While Albuquerque is certainly this region’s closest metropolitan area, the news and advertising – particularly that broadcast during election cycles – are not relevant to the decisions Southwest Coloradans must make. Mileage aside, La Plata and Montezuma counties are firmly within Colorado’s boundaries and the information broadcast in those counties should reflect that. The FCC is slowly recognizing the mismatch here, and the new rule is an important step toward rectifying the problem. Next, the satellite companies must respond in kind.

Despite efforts from Colorado stations to have their programming broadcast through the various satellite services in the region, the companies have demurred in favor of “continuing the important discussion,” and other such non-action actions.

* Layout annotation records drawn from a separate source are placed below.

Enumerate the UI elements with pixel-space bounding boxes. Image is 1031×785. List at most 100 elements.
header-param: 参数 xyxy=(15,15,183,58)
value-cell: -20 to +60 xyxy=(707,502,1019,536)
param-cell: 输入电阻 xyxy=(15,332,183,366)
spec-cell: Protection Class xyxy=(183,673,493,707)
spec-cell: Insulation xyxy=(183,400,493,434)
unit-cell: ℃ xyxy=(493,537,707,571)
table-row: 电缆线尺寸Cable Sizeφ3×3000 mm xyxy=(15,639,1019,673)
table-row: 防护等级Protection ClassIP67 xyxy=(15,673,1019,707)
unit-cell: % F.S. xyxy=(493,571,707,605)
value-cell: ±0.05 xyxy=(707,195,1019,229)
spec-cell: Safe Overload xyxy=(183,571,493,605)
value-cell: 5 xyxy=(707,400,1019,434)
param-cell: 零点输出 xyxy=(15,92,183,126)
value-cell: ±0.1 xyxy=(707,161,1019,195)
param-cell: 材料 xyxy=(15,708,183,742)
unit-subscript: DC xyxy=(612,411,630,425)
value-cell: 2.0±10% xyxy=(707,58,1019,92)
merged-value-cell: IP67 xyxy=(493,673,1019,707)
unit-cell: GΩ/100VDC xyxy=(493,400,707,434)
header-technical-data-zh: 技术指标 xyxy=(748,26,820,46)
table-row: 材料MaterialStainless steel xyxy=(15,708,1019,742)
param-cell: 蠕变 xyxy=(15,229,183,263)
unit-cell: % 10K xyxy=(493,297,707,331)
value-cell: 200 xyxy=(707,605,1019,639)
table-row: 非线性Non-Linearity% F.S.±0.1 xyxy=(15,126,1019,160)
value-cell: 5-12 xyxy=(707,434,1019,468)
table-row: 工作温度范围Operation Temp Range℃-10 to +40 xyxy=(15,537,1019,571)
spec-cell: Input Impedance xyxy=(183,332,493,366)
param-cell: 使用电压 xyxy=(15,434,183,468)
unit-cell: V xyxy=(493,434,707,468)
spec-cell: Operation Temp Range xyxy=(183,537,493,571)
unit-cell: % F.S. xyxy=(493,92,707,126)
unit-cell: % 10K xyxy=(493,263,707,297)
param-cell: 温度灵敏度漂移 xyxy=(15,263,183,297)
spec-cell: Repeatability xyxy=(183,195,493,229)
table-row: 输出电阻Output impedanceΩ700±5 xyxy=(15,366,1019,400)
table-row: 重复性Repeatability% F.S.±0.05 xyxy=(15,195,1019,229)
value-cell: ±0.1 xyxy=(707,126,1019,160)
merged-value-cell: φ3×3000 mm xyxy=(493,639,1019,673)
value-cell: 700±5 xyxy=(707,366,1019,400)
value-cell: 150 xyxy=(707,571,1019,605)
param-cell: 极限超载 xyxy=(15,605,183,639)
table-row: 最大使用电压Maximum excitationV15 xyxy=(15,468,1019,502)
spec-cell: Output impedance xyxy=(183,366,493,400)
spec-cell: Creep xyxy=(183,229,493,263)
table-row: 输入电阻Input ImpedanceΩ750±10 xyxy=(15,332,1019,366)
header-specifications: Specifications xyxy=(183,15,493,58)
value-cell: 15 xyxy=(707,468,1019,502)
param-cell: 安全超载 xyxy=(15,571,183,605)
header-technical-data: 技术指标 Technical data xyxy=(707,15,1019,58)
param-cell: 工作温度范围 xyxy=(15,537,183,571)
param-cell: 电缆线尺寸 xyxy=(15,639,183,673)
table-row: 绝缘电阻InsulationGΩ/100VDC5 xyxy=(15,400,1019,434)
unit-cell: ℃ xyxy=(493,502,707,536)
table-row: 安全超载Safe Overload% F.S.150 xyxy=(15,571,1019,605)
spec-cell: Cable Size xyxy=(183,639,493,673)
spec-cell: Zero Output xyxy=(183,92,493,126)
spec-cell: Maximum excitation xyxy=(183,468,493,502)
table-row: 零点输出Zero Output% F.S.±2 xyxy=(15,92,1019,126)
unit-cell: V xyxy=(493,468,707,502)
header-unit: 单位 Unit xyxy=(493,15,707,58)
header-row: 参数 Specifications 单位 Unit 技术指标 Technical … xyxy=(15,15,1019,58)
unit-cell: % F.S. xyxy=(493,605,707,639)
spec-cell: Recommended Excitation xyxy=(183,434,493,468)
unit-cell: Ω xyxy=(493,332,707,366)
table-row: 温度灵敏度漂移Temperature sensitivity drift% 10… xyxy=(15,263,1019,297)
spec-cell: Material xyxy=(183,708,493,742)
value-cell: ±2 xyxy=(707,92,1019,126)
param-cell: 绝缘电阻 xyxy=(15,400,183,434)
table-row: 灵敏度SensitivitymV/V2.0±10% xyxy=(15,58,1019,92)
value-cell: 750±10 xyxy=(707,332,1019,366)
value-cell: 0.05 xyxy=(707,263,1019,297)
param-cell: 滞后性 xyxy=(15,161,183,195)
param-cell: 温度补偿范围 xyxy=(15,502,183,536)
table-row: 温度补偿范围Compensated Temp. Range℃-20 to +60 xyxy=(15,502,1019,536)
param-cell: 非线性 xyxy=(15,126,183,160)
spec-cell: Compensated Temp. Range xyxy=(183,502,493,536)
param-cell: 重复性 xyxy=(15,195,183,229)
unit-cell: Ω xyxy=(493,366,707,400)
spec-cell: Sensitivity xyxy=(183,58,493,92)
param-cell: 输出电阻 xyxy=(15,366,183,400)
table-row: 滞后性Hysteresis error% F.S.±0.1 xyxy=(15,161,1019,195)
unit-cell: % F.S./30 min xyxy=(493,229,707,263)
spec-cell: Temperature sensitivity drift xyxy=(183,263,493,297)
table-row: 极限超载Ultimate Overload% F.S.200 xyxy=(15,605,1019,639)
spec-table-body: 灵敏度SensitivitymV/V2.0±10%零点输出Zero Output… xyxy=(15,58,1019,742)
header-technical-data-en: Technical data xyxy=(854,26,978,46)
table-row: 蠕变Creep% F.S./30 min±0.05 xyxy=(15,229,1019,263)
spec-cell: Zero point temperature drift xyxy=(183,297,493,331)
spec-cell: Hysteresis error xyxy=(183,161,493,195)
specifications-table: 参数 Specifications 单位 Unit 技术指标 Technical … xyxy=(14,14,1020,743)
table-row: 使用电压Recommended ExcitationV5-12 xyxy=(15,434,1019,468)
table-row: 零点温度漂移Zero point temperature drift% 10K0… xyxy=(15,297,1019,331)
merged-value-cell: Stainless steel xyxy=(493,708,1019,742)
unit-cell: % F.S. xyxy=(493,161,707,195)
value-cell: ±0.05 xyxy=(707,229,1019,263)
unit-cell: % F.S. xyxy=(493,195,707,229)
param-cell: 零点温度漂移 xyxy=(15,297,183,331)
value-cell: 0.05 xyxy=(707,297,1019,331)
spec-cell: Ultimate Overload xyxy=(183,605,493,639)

It is time for a change, and the FCC – not known as a particularly spry or fast-acting agency – has opened a window that content-providers must now climb through.

Colorado is a diverse state – geographically and politically, among other variables. West Slope communities are, by their location and personality, quite different from the Front Range. Access to information about issues of the day is critical to unifying the state – at least in knowledge, if not opinion – and local television programming a key component of that effort. Plus, it’s football season.